Practice went smoothly, but the afternoon was spoiled by the appearance of one skinhead recently released from the SHU. The Duke is back and now works as an orderly in the education department. I see him daily and wonder if he didn’t ask to be assigned to education knowing that I work there.
He was never very attractive to begin with, and two months of indoor confinement certainly hasn’t helped. His sallow skin is pastier, his goatee longer, and his face, emaciated from years of drug abuse, looks like an old catcher’s mitt.
There’s a guy in my unit with a similar-looking face. They call him Pinky because he’s so white he’s pink. His head nods involuntarily like a bubble head as a result of a heroine addition.
As luck would have it, Duke volunteered to help with today’s practice ceremony. He tried to engage me in small talk while he hooked up audio equipment, but I ignored him. Instead of leaving me alone, he mistook my austerity as a sign of depression and recommended I go to Psychology for medication. He was attempting to pry a broken prong from an electrical outlet at the time, and I crossed my fingers that a sudden spark might turn his skull into a pressure cooker.
After practice, he sought me out in the library.
“Hey, listen,” he said. “I need to pick your brain for a minute.”
I gave a vague nod and pretended to look for a book but the poor selection made it difficult. I picked up a copy of Glacial and Quaternary Geology and began reading the flap.
“I’ll be getting out pretty soon and have no idea what the scene’s like out there.

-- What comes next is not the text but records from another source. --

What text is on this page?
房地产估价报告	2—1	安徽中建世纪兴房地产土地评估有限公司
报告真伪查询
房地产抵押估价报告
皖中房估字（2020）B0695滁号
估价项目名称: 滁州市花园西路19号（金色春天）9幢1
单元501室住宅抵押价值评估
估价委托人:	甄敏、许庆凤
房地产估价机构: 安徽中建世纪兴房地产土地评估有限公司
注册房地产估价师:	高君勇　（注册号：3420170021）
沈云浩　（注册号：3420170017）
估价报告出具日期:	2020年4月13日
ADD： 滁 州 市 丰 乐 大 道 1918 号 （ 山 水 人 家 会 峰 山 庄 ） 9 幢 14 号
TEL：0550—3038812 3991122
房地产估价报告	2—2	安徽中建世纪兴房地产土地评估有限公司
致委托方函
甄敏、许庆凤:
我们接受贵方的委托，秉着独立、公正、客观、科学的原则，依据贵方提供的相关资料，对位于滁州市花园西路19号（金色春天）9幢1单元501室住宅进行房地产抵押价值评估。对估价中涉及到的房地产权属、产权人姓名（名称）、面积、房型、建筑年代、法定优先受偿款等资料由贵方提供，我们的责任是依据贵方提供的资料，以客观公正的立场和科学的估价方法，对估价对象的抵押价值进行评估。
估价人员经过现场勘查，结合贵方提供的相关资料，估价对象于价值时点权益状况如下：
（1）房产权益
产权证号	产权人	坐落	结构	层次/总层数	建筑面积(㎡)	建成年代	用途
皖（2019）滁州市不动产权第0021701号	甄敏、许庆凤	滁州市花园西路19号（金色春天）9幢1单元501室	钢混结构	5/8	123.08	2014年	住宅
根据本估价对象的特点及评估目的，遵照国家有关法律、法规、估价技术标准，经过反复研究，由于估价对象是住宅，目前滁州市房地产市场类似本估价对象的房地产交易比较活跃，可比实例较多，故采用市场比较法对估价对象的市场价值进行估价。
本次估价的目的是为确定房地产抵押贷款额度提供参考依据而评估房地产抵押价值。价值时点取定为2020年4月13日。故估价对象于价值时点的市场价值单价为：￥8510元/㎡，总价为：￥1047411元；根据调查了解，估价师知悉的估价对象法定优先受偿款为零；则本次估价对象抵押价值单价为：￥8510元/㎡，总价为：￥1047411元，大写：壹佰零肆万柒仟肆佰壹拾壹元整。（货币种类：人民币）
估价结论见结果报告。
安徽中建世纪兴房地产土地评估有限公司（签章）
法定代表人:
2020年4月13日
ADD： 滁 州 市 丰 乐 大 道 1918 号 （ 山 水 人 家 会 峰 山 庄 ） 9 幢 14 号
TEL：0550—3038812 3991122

I’ve been locked up since ’92.”
I glanced up from my book. “What do you mean? What scene?”
“You know,” he said, “the gay scene. I’m different now.”
On my second day in prison, the day he cornered me in my cell for some “lip action,” Duke told me that he use to be straight, but after 19 years of incarceration, he now prefers males, especially younger males – something about their innocence he finds appealing.
“What do you want to know?” I asked.
“Well, you have your normal gays, right? And then you have the ones with no penises and the ones who dress up. So which ones give head but don’t expect anything in return? I go to a drag queen for that, right?”
I stared at Duke as one would stare at a house plant.
“No,” I said. “Transgender people change genders, and men who dress in women’s clothing are called drag queens.”
“So what if I want someone to do things to me, but I don’t want to do things back? What is that called?”
“So let me ask you this,” he continued. “How would I go about finding a gay bar? Do I just look one up in the yellow pages?”
“People don’t use the yellow pages anymore. You Google it.”
“What do I Google?”
“And that’ll tell me where all the gay bars are?”
“And what about shaving? How does that work?”
“Shaving?” I asked. “What do you mean how does it work?”
“You know, gays like to be clean. That’s the ‘in’ thing now, right? So should I shave?”
Jesus Christ, I thought. I can just imagine Duke walking into the only gay bar in all of Arkansas, bald from head to toe, white power tattoos exposed, and asking drag queens for nookie – so long as they don’t expect anything in return.
“It’s whatever you want,” I said exasperated. “Shaved or not. It doesn’t matter.”
Just then, chow was called, and I walked away without another word.